Vt farmers wait to find out if their soil is safe - WCAX.COM Local Vermont News, Weather and Sports-

Vt farmers wait to find out if their soil is safe

Richmond, Vermont - September 16, 2011

Floodwaters from Irene are still lingering at the Freedom and Unity Farm in Richmond.

Max Bressor and Jake Naughton were growing 40 vegetable varieties for 40 CSAs, but for now, all that is left are the tomatoes.

"We had strawberries, herbs, flowers, an acre of vegetables that is totally contaminated," Bressor said.

Lines mark where water once stood, and as they look to next year, the first order of business is evaluating the remaining soil.

The University of Vermont is offering free nutrient testing for commercial farmers.

"Some of it almost looks like beach sand, others are more fine particles called silt," Joel Tilley said.

Tilley is heading the testing of the samples to give farmers a better understanding of what's left in the soil.

"Their top soil was somewhat diluted by the sediment and will need some amendment of organic matter and nutrients to bring it back to a health status," Tilley said.

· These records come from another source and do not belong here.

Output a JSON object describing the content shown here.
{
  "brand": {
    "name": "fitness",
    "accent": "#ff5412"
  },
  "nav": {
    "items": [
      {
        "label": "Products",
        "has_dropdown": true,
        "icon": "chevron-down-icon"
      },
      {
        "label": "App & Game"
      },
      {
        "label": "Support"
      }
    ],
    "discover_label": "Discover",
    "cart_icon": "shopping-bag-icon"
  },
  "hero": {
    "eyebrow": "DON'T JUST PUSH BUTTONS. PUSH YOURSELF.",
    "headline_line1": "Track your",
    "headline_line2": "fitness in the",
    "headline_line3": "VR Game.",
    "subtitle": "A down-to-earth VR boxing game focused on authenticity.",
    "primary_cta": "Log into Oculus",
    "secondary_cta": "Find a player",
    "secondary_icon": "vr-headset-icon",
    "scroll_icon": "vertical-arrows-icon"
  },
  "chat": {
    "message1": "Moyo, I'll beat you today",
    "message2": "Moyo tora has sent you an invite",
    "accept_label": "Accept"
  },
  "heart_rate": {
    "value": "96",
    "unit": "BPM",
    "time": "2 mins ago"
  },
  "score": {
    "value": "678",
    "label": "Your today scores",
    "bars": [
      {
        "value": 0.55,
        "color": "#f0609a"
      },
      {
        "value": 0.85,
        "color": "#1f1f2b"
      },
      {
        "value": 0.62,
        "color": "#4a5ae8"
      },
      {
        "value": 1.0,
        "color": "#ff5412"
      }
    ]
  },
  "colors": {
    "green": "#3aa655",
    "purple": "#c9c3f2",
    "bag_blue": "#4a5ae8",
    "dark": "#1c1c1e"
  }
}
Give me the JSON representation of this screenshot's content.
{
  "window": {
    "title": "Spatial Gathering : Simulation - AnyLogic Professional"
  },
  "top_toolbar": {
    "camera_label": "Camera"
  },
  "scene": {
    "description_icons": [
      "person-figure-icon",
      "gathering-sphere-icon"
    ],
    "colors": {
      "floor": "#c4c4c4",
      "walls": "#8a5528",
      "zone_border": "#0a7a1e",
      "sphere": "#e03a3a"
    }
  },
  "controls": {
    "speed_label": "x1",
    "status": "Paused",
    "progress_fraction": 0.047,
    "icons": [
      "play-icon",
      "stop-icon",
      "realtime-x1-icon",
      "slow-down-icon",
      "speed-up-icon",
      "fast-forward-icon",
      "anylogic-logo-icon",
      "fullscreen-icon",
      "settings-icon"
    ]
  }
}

First they split up the samples, then scoop it into a testing beaker and add a weak acid extracting solution.

"It removed the most readily nutrients from the soil," Tilley said.

As it sifts through a filter a healthy soil with strong levels of organic matter will leave a yellow or brown residue, but that's not the case with this sample.

"Typical farmland has 3-6 percent organic matter and we are finding sediments are half a percent or 1 percent," Tilley explained.

Some farms saw all of the healthy soil washed away and basically have to start from scratch.

"If they are really starting from that half of a percent organic matter and that is all they have it could take decades to build it up to 3 or 5 percent," Tilley said.

The tests also evaluate the soil's pH balance and warn of the presence of heavy metals in the silt.

The FDA says any of the crops that were touched by the flood waters were tainted and cannot be sold. Farms say leaving them in the ground and tilling them in with next year's soil will help compensate for some of the nutrients that were washed away by the flood water.

They say they will till it all under, put a lot of compost on and try again next year.